Photo: Thisisengineering Pexels
By Citizen of Europe
Short version: Meta flipped the switch on May 27, 2025. Public posts from EU users can be used to train Meta’s AI unless you formally objected in time. Private messages and under‑18 data are out. Everything else? Potentially in.
They call it innovation. Regulators call it a legal headache. And users? Most didn’t even know there was a deadline. The Dutch privacy authority warned that “do nothing = consent” isn’t exactly what the GDPR had in mind. Meanwhile, Meta is pressing ahead in 41 European countries with a text‑only AI rollout—for now.
Why this matters: what you post today can become training data tomorrow. That includes status updates, captions, comments, and public interactions with Meta AI. No, not your DMs. Yes, public content. Your memes are now study material.
Reality check: Opt‑out windows close; consequences don’t. Legal challenges are already moving—privacy groups like NOYB argue that “silence as consent” won’t survive a proper GDPR test. If courts agree, Meta’s EU training pipeline could get rerouted fast. Until then, assume the model is learning.

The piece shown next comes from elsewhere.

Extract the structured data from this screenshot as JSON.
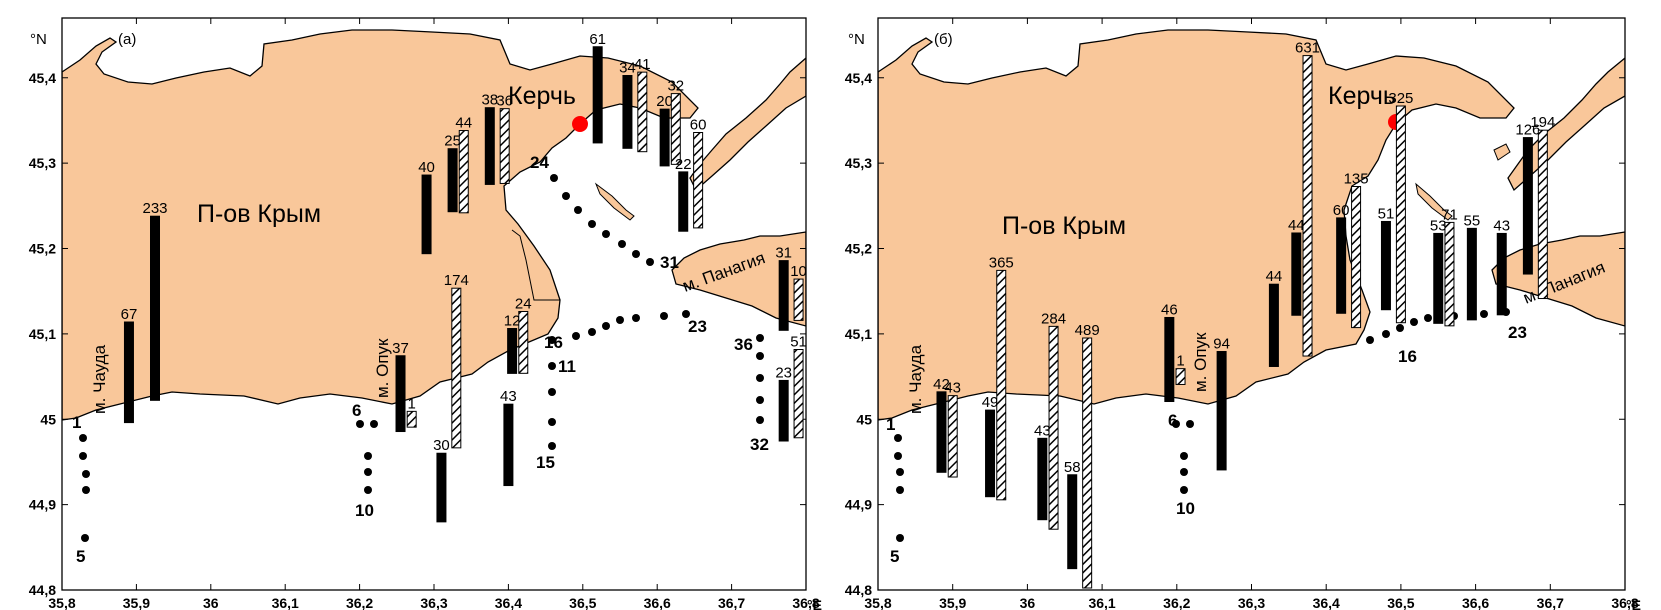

What you can still do (post‑deadline): tighten your privacy settings, avoid posting sensitive personal data publicly, and use the objection tools Meta still offers (even if late) to limit future use. It’s not perfect, but it narrows the blast radius.
Key Facts
- Go‑live: May 27, 2025 (EU public content eligible for AI training)
- Included: public posts, captions, comments, public AI interactions
- Excluded: private messages; under‑18 data
- Status: EU rollout is text‑only; legal scrutiny ongoing
Sources
- AP News — Meta to resume AI training with EU public content
- Reuters — NOYB threatens injunction over EU data use
- Euronews — Dutch regulator warns on Meta AI plans
- NL Times — Dutch privacy watchdog concern over Meta AI
- European Broadcasting Union — Monitoring Meta’s EU AI training and opt‑out
Disclaimer: This article relies on reporting from established outlets and statements by regulators and advocacy groups as cited. It contains analysis and opinion by Citizen of Europe for public-interest commentary under applicable press freedoms. Readers should consult Meta’s current policy pages for the latest opt‑out mechanisms and regional variations.